Gretzky fatigue

Even now, two months later, the attention accorded the coronation of Wayne Gretzky is recalled as just a tiny bit excessive, perhaps rivalled only the by end of the Second World War or possibly the departure of Elvis Presley from God’s green footstool.Incongruous too, that Wayne the Wizard’s name and smiling kisser were everywhere, in stark contrast to earlier Hall of Fame entrances by such ice giants as Bobby Orr, Jean Beliveau, Gordie Howe and Rocket Richard, who marched in unaccompanied by fanfare.

In the days leading to Wayne’s elevation no superlative was left unscathed, no maximum minimized. There were books on Wayne, television specials, television commercials, magazine features, newspaper columns, radio interviews and even — are you ready? — a 12-page section on him in the Toronto Star while the two warring national broadsheets, the National Post and the Globe & Mail, featured a piece about a man named Tim Ansett, a bank executive, who 32 years ago assisted on Wayne’s first goal in organized hockey. Wayne was six.

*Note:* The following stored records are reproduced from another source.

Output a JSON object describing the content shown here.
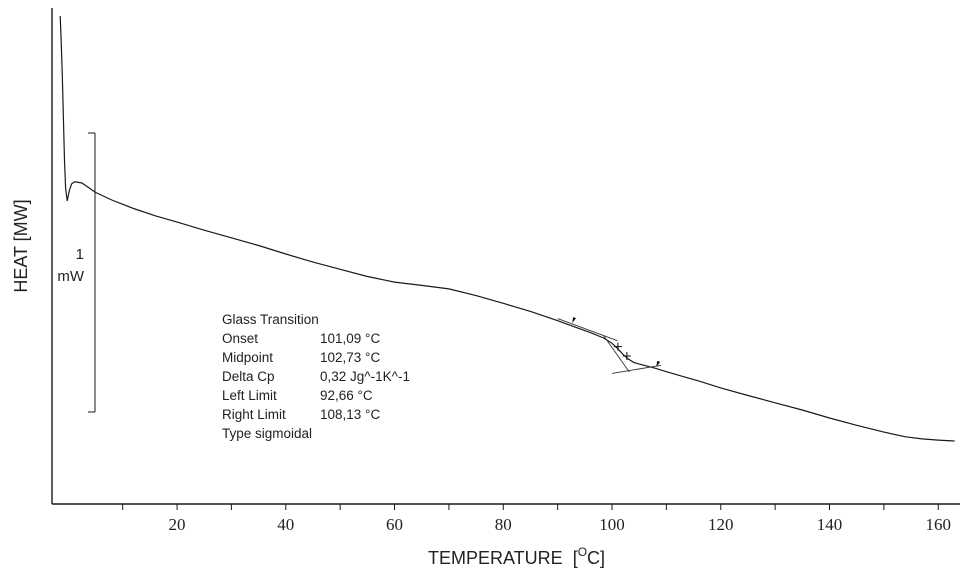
{
  "chart_data": {
    "type": "line",
    "xlabel": "TEMPERATURE",
    "xlabel_unit_sup": "O",
    "xlabel_unit_tail": "C]",
    "xlabel_unit_open": "[",
    "ylabel": "HEAT [MW]",
    "xlim": [
      -3,
      164
    ],
    "x_ticks": [
      20,
      40,
      60,
      80,
      100,
      120,
      140,
      160
    ],
    "scale_bar": {
      "value": "1",
      "unit": "mW"
    },
    "series": [
      {
        "color": "#1a1a1a",
        "points": [
          [
            -1.5,
            0.0
          ],
          [
            -1.3,
            6.0
          ],
          [
            -1.1,
            14.0
          ],
          [
            -0.9,
            24.0
          ],
          [
            -0.7,
            34.0
          ],
          [
            -0.5,
            40.5
          ],
          [
            -0.2,
            43.5
          ],
          [
            0.2,
            41.0
          ],
          [
            0.6,
            39.5
          ],
          [
            1.2,
            39.0
          ],
          [
            2.5,
            39.3
          ],
          [
            5,
            41.5
          ],
          [
            8,
            43.3
          ],
          [
            12,
            45.3
          ],
          [
            16,
            47.0
          ],
          [
            20,
            48.5
          ],
          [
            25,
            50.4
          ],
          [
            30,
            52.2
          ],
          [
            35,
            54.0
          ],
          [
            40,
            56.0
          ],
          [
            45,
            57.9
          ],
          [
            50,
            59.6
          ],
          [
            55,
            61.3
          ],
          [
            60,
            62.6
          ],
          [
            65,
            63.4
          ],
          [
            70,
            64.2
          ],
          [
            75,
            65.8
          ],
          [
            80,
            67.6
          ],
          [
            85,
            69.5
          ],
          [
            90,
            71.7
          ],
          [
            93,
            73.1
          ],
          [
            96,
            74.5
          ],
          [
            98.5,
            75.8
          ],
          [
            100,
            77.0
          ],
          [
            101,
            78.2
          ],
          [
            102,
            79.6
          ],
          [
            103,
            80.7
          ],
          [
            104,
            81.5
          ],
          [
            105,
            81.9
          ],
          [
            106,
            82.2
          ],
          [
            108,
            82.9
          ],
          [
            110,
            83.7
          ],
          [
            113,
            84.8
          ],
          [
            116,
            85.9
          ],
          [
            120,
            87.5
          ],
          [
            125,
            89.3
          ],
          [
            130,
            91.0
          ],
          [
            135,
            92.7
          ],
          [
            140,
            94.6
          ],
          [
            145,
            96.3
          ],
          [
            150,
            97.9
          ],
          [
            154,
            99.0
          ],
          [
            157,
            99.5
          ],
          [
            160,
            99.8
          ],
          [
            163,
            100.0
          ]
        ]
      }
    ],
    "tangent_lines": [
      {
        "from": [
          90,
          71.2
        ],
        "to": [
          101,
          76.4
        ]
      },
      {
        "from": [
          100,
          84.1
        ],
        "to": [
          109,
          82.2
        ]
      },
      {
        "from": [
          98.5,
          75.3
        ],
        "to": [
          103.2,
          83.8
        ]
      }
    ],
    "markers": [
      {
        "x": 92.66,
        "y": 72.5,
        "label": "left-limit"
      },
      {
        "x": 101.09,
        "y": 77.8,
        "label": "onset"
      },
      {
        "x": 102.73,
        "y": 80.0,
        "label": "midpoint"
      },
      {
        "x": 108.13,
        "y": 82.8,
        "label": "right-limit"
      }
    ],
    "annotation": {
      "title": "Glass Transition",
      "rows": [
        {
          "label": "Onset",
          "value": "101,09 °C"
        },
        {
          "label": "Midpoint",
          "value": "102,73 °C"
        },
        {
          "label": "Delta Cp",
          "value": "0,32 Jg^-1K^-1"
        },
        {
          "label": "Left Limit",
          "value": "92,66 °C"
        },
        {
          "label": "Right Limit",
          "value": "108,13 °C"
        }
      ],
      "footer": "Type sigmoidal"
    }
  }
}
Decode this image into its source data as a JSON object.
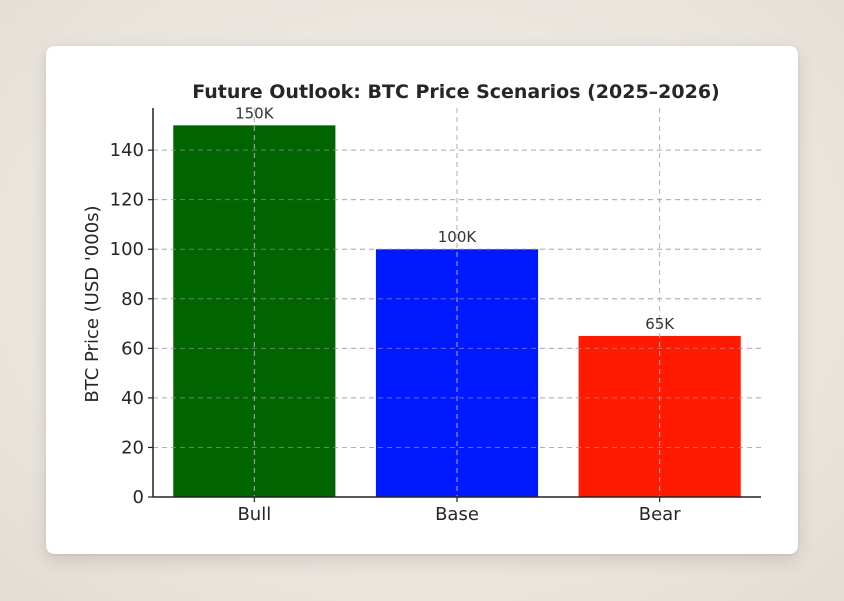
{
  "chart_data": {
    "type": "bar",
    "title": "Future Outlook: BTC Price Scenarios (2025–2026)",
    "xlabel": "",
    "ylabel": "BTC Price (USD '000s)",
    "categories": [
      "Bull",
      "Base",
      "Bear"
    ],
    "values": [
      150,
      100,
      65
    ],
    "data_labels": [
      "150K",
      "100K",
      "65K"
    ],
    "colors": [
      "#006400",
      "#0019ff",
      "#ff1a00"
    ],
    "ylim": [
      0,
      157
    ],
    "yticks": [
      0,
      20,
      40,
      60,
      80,
      100,
      120,
      140
    ],
    "grid": true,
    "legend": "none"
  }
}
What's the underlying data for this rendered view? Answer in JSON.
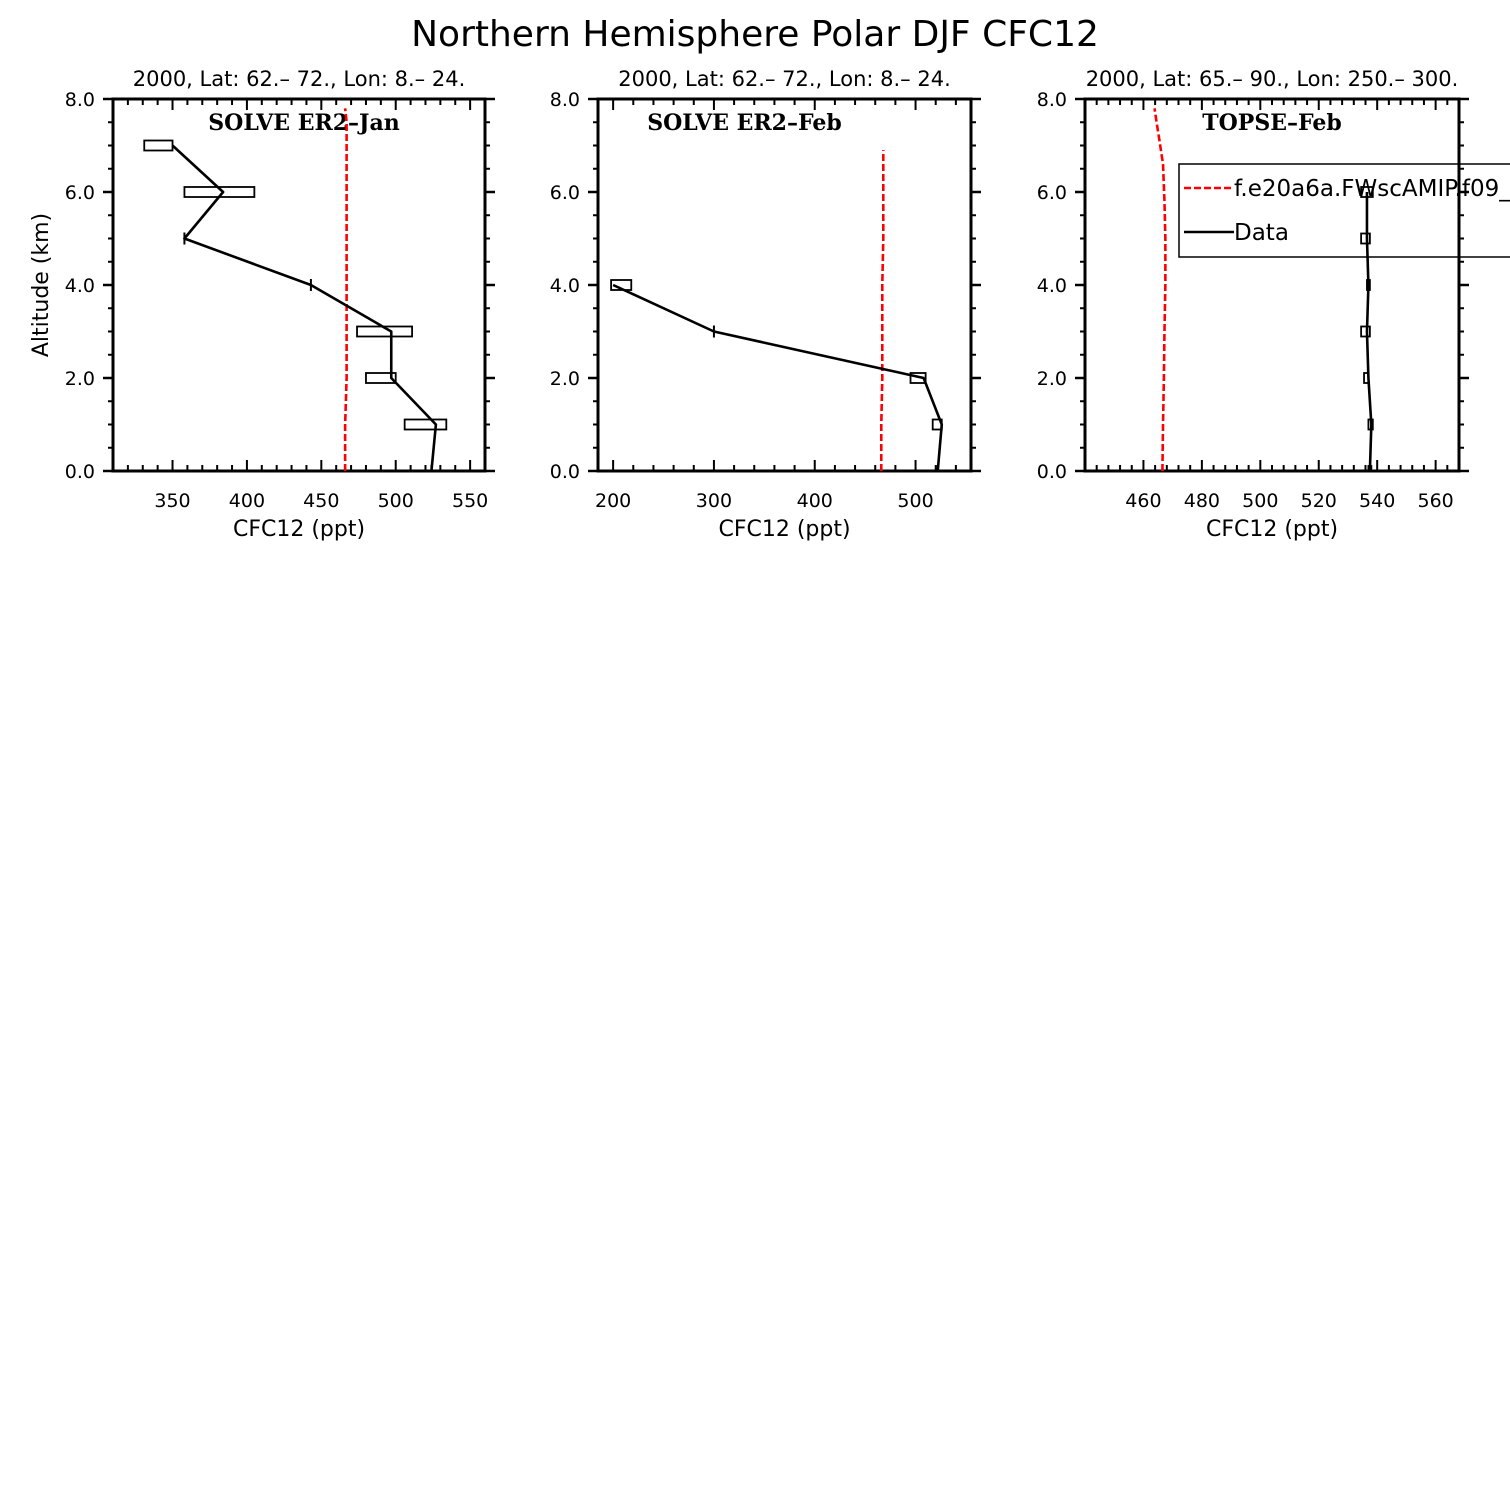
{
  "figure_title": "Northern Hemisphere Polar DJF CFC12",
  "colors": {
    "model": "#ff0000",
    "data": "#000000"
  },
  "chart_data": [
    {
      "type": "line",
      "header": "2000, Lat: 62.– 72., Lon: 8.– 24.",
      "panel_label": "SOLVE ER2–Jan",
      "xlabel": "CFC12 (ppt)",
      "ylabel": "Altitude (km)",
      "xlim": [
        310,
        560
      ],
      "ylim": [
        0,
        8
      ],
      "xticks": [
        350,
        400,
        450,
        500,
        550
      ],
      "xtick_labels": [
        "350",
        "400",
        "450",
        "500",
        "550"
      ],
      "yticks": [
        0,
        2,
        4,
        6,
        8
      ],
      "ytick_labels": [
        "0.0",
        "2.0",
        "4.0",
        "6.0",
        "8.0"
      ],
      "series": [
        {
          "role": "model",
          "x": [
            466,
            466,
            467,
            467,
            467,
            467,
            467,
            467,
            467,
            466
          ],
          "y": [
            0,
            1,
            2,
            3,
            4,
            5,
            6,
            7,
            7.5,
            7.8
          ]
        },
        {
          "role": "data",
          "x": [
            524,
            527,
            497,
            497,
            443,
            358,
            384,
            350
          ],
          "y": [
            0,
            1,
            2,
            3,
            4,
            5,
            6,
            7
          ],
          "err_low": [
            524,
            506,
            480,
            474,
            443,
            358,
            358,
            331
          ],
          "err_high": [
            524,
            534,
            500,
            511,
            443,
            358,
            405,
            350
          ]
        }
      ]
    },
    {
      "type": "line",
      "header": "2000, Lat: 62.– 72., Lon: 8.– 24.",
      "panel_label": "SOLVE ER2–Feb",
      "xlabel": "CFC12 (ppt)",
      "ylabel": "",
      "xlim": [
        185,
        555
      ],
      "ylim": [
        0,
        8
      ],
      "xticks": [
        200,
        300,
        400,
        500
      ],
      "xtick_labels": [
        "200",
        "300",
        "400",
        "500"
      ],
      "yticks": [
        0,
        2,
        4,
        6,
        8
      ],
      "ytick_labels": [
        "0.0",
        "2.0",
        "4.0",
        "6.0",
        "8.0"
      ],
      "series": [
        {
          "role": "model",
          "x": [
            466,
            466,
            467,
            467,
            467,
            468,
            468,
            468
          ],
          "y": [
            0,
            1,
            2,
            3,
            4,
            5,
            6,
            6.9
          ]
        },
        {
          "role": "data",
          "x": [
            522,
            526,
            508,
            300,
            200
          ],
          "y": [
            0,
            1,
            2,
            3,
            4
          ],
          "err_low": [
            522,
            517,
            495,
            300,
            198
          ],
          "err_high": [
            522,
            526,
            510,
            300,
            218
          ]
        }
      ]
    },
    {
      "type": "line",
      "header": "2000, Lat: 65.– 90., Lon: 250.– 300.",
      "panel_label": "TOPSE–Feb",
      "xlabel": "CFC12 (ppt)",
      "ylabel": "",
      "xlim": [
        440,
        568
      ],
      "ylim": [
        0,
        8
      ],
      "xticks": [
        460,
        480,
        500,
        520,
        540,
        560
      ],
      "xtick_labels": [
        "460",
        "480",
        "500",
        "520",
        "540",
        "560"
      ],
      "yticks": [
        0,
        2,
        4,
        6,
        8
      ],
      "ytick_labels": [
        "0.0",
        "2.0",
        "4.0",
        "6.0",
        "8.0"
      ],
      "legend": [
        {
          "label": "f.e20a6a.FWscAMIP.f09_",
          "style": "dashed",
          "role": "model"
        },
        {
          "label": "Data",
          "style": "solid",
          "role": "data"
        }
      ],
      "series": [
        {
          "role": "model",
          "x": [
            466.5,
            466.7,
            467,
            467.2,
            467.5,
            467.5,
            467.2,
            466.7,
            465.5,
            464.5,
            463.8
          ],
          "y": [
            0,
            1,
            2,
            3,
            4,
            5,
            5.8,
            6.6,
            7.1,
            7.5,
            7.8
          ]
        },
        {
          "role": "data",
          "x": [
            537.5,
            538,
            537,
            536.5,
            537,
            536.5,
            536.5
          ],
          "y": [
            0,
            1,
            2,
            3,
            4,
            5,
            6
          ],
          "err_low": [
            537,
            537,
            535.5,
            534.5,
            536.5,
            534.5,
            534.5
          ],
          "err_high": [
            538,
            538.5,
            537,
            537.5,
            537.5,
            537.5,
            538.5
          ]
        }
      ]
    }
  ]
}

Yep, Gretzky got a staggering send-off, a player who holds or shares 61 National Hockey League records in a 21-ar career, sufficient to induce waiving of the mandatory three-year waiting period for entry into the Hall. Yet, a funny thing about Wayne was that when fans went to the NHL’s rinks to watch him, they had to search for him.

In action, Wayne the Wizard was a long way from spectacular. If his shot was hard, it didn’t look hard. Often it was a sudden, reflexing jab with his stick right where the goalie had been standing or a little lift over where the hapless fellow was sprawling. Skating, Wayne propelled himself in quick choppy strides. He was neither smooth nor graceful. He was no Bobby Hull.

Of course, he was a marvellous stickhandler, so deft that you’d be apt to miss it. The only time a spectator really was conscious of Wayne was after his team had scored and the public address announcer was reading off the goal and assists. If he read three names and none was Gretzky, there were grounds for holding up the faceoff while an oversight was investigated on videotape.

Still, Wayne didn’t change the very nature of the game the way Bobby Orr did and he didn’t drill a puck the way Boom Boom Geoffrion did or take command of a game the way the majestic Jean Beliveau did, and certainly he hardly possessed the flamboyance of, say, Terrible Ted Lindsay, Big Gordie’s sidekick at Detroit.

To be sure, all of these people are in the Hockey Hall of Fame, but each went in with a whisper. No magazine covers, no books, no commercials, none of the long sycophantic indulgences of television. And such a contrast back then.

There was a sunny afternoon on the steps of the old Hockey Hall of Fame building in Toronto’s Exhibition Park when a flock of players was inducted — including, as I suddenly think of it now, even the immortal Cyclone Taylor — and there were no more than a couple of dozen fans standing out front, watching the ceremonies. Ted Lindsay, who had been voted into the Hall that year, didn’t bother to show up for the ceremony. When he was advised that there was no provision for his wife and kids travelling from the Lindsay’s home in a Detroit suburb, Ted told the selection committee to stuff its ceremony.

So, really, Gretzky was an enigma, overmatched in several individual areas by other players, yet a player whose scoring totals made a mockery of the record book. And the question naturally arises: how come this guy was practically invisible to the naked eye, how come the magic?

In Peter Gzowski’s 1981 book, The Game of Our Lives, there is the theory that under his floppy, two-sizes-too-big helmet, Gretzky may have possessed a sort of delayed time frame that in the midst of furious action slowed everything down for his private perception, enabling him to react, or even anticipate, with a better view than that of ordinary mortals or even hulking defencemen. In other words, when Wayne was looking to make a play, he knew where people were going to be before they went there, and, likewise, where the puck would be when they got there.

However he did it, Wayne the Wizard did it for 20 years and, when he hung up his athletic supporter for the last time, he was rushed into hockey’s Hall of Fame with the loudest bang in the game’s history. Of course, it didn’t hurt that newspapers, magazines, advertising agencies and television producers appeared to misplace their sanity in a frenzy to outdo one another.